The dominant financial system that has developed over the last fifty years is not working to support this vision of locally vibrant and economically resilient communities and undermines the efficient use of capital for new business startups and, most importantly, local investment. Global capital markets are draining, not enhancing the economic health of our communities. The current system is based on continuous growth while concentrating power and wealth in global financial centers unconnected to our daily lives and the concerns and aspirations of those of us who provide much of the source for this wealth.

According to a January 13, 2015 article published by Gallup, the U.S. now ranks not first or second “but 12th among developed nations in terms of business startup activity. Countries such as Hungary, Denmark, Finland, New Zealand, Sweden, Israel and Italy all have higher startup rates than America”.

The fact is for the first time since they started collecting the data; American business closings now outnumber new startups. This isn’t a Republican/Democrat issue; it is a structural shift in the way the capital markets work. Without new business growth, the free enterprise system and the jobs they support decline. We see it already with stagnant salaries, increased income inequality and declining tax revenues which put at risk all the social programs they support. Without growth and a vibrant entrepreneurial economy we put our entire economic and political system at risk.
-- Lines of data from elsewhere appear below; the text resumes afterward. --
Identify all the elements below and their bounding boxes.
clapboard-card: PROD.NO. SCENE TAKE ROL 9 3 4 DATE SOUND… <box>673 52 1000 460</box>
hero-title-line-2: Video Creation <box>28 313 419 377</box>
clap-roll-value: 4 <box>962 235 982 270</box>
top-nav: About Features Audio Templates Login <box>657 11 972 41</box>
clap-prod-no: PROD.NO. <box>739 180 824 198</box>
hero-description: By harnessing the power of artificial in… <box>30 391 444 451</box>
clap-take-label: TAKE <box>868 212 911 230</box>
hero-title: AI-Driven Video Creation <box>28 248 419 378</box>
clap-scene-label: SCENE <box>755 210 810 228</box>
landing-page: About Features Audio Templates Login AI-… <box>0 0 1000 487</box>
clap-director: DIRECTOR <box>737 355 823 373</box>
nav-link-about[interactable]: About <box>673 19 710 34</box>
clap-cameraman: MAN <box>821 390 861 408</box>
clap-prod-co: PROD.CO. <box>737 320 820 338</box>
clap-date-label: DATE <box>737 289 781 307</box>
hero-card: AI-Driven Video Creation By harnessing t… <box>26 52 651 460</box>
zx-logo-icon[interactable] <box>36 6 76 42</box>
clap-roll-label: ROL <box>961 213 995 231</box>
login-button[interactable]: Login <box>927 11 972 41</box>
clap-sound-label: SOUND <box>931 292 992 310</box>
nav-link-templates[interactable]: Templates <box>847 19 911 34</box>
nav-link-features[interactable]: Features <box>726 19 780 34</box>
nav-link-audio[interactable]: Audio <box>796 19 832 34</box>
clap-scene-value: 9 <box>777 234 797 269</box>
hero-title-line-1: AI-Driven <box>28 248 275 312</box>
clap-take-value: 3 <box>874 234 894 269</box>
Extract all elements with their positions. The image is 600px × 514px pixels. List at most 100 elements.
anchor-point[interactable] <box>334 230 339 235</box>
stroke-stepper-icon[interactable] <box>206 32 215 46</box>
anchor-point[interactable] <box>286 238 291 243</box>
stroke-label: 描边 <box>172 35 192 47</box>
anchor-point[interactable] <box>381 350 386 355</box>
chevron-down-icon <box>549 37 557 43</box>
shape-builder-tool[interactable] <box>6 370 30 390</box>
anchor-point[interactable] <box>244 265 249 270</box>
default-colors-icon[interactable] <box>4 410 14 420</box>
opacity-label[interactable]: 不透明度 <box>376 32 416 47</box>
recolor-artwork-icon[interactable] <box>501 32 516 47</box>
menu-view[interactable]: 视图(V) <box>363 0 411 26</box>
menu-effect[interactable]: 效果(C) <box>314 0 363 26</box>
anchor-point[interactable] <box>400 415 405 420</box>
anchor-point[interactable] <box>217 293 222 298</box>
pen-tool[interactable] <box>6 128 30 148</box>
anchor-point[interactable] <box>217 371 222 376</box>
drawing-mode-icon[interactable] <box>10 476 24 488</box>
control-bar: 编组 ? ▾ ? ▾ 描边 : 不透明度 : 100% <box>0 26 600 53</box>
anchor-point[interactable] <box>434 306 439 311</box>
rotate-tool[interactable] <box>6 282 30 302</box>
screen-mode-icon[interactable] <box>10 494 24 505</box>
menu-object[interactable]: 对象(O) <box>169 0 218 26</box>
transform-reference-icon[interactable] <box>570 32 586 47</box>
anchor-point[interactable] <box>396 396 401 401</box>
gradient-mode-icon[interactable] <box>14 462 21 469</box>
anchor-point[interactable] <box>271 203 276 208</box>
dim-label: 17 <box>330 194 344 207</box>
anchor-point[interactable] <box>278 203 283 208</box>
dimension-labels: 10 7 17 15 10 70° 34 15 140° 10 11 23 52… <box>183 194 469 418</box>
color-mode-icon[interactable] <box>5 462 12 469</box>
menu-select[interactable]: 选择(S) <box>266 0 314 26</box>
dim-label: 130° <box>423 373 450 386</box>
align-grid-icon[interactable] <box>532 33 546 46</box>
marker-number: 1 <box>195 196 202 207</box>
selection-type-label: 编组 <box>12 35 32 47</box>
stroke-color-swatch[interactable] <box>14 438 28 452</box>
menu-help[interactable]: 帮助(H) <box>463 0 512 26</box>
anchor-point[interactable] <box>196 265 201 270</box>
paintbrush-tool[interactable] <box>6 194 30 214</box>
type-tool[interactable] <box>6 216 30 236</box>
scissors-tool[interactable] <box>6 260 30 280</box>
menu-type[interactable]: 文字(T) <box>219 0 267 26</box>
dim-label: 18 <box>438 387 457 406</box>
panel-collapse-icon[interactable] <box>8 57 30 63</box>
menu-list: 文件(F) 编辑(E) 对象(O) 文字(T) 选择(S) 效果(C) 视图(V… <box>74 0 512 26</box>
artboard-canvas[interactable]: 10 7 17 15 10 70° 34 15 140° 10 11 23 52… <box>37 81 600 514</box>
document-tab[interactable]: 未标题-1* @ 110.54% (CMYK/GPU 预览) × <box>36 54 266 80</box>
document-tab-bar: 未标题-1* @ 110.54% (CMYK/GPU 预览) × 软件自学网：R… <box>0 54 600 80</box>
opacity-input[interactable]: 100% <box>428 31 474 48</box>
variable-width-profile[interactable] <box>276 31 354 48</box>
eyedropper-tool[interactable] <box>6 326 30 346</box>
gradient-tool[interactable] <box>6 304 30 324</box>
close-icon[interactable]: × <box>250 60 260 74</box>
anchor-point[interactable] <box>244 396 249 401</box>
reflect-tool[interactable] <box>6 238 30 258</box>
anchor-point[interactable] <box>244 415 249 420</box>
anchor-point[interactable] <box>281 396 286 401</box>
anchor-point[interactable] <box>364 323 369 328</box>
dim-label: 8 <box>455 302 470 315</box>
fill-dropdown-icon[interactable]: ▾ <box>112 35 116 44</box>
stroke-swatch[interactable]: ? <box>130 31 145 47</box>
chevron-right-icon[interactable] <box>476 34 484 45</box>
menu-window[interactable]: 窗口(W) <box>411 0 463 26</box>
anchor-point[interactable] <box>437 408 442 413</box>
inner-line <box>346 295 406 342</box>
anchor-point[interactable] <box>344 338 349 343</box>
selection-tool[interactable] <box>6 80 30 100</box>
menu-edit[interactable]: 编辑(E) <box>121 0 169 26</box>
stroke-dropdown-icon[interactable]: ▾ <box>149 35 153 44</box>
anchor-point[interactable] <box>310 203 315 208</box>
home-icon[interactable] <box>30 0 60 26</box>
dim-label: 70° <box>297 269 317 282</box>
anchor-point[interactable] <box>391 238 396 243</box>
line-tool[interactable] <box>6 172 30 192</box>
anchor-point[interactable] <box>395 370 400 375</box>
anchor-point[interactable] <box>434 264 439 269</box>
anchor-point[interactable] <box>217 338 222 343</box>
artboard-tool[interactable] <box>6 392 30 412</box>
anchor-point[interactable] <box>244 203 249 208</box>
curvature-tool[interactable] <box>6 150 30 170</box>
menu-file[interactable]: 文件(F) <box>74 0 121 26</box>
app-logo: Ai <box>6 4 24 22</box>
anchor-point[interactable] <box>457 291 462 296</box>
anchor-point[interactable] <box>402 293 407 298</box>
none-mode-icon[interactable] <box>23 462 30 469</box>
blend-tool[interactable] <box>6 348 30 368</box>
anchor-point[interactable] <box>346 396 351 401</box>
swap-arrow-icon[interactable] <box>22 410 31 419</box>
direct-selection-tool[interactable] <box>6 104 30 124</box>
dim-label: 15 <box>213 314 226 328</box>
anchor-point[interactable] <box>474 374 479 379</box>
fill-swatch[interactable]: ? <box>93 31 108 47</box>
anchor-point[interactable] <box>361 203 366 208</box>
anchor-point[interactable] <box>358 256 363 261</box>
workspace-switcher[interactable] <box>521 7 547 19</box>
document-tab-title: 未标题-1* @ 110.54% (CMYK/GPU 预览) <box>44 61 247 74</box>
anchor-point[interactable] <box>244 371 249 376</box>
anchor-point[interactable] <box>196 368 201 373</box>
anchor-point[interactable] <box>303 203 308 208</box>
Every day we make major life decisions. Where do we want to live? Who will we marry? Where will our children go to school? However, when it involves our savings and retirement funds, a major portion of our economic lives, we abdicate these decisions to the financial institutions.

To restore our communities’ economic foundation we must restructure the ways in which financial capital flows through our local economies. We can do this by tapping into the wealth that we have in our own communities, directing regional resources towards community-serving businesses and organizations that create real, long-term value and re-circulating this wealth for the benefit of the whole community.

According to Shuman, locally owned businesses currently generate half of the private economy, in terms of output and jobs. “Add in other locally-based institutions—nonprofits, co-ops, and the public sector—and we’re talking about 58 percent of all economic activity. So in a well-functioning financial system, we’d invest roughly 58 percent of our investment and retirement funds in locally based enterprises”.

Can you imagine the economic impact in our communities if even 10 or 15% of the $53 trillion in financial assets that are now managed by Wall Street was returned to Main Street – or, more specifically Front Street – to be invested in local businesses?

Yet local businesses receive very little of neither our financial savings nor do they have access to the capital from mutual, venture, or hedge funds. The result is that all of us, even those of us who are advocates of community development and local investing under invest in the local economy and overinvest in the global financial markets.

To begin to change this dynamic I don’t think it is unreasonable or imprudent to consider taking 10-15% of your investible assets and putting them to work in the local community. This is not as simple as it seems.

Today state and federal financial regulations place huge restrictions on the investment choices of small, “unaccredited” investors—a category in Securities and Exchange Commission vernacular that includes all but the richest two percent of Americans. The regulations prohibit the average American from investing in any small business, unless the business is willing to pay large sums on lawyers to prepare private placement memoranda or public offerings, a cost few new businesses can afford.

There are numerous efforts underway to change some of the more onerous aspects of these regulations both at the state and federal level. In fact, there are several investment groups in Traverse City that are actively pursuing opportunities to invest in local businesses.

One new group, Common Cents Capital, was formed out of a citizens group, As Local as Possible (aslocalaspossible.com), that meets monthly to hear from area business owners about their efforts to expand their businesses. They have pooled their funds to make loans available to local businesses.

Also active is Northern Michigan Angels (northernmichiganangelscom), a group I helped found whose mission is two-fold: to help grow the economic base of the region through the rapid growth of early-stage companies and to provide members a compelling financial return on their time commitment and invested capital. To date this group of accredited investors has invested more than $1.2 million in Michigan-based companies.

Financial capital is just one of many resources that we must harness to build and support sustainable local and regional economies. Talking about ways to “slow down” our money and become more connected to our investments is one important step in this direction.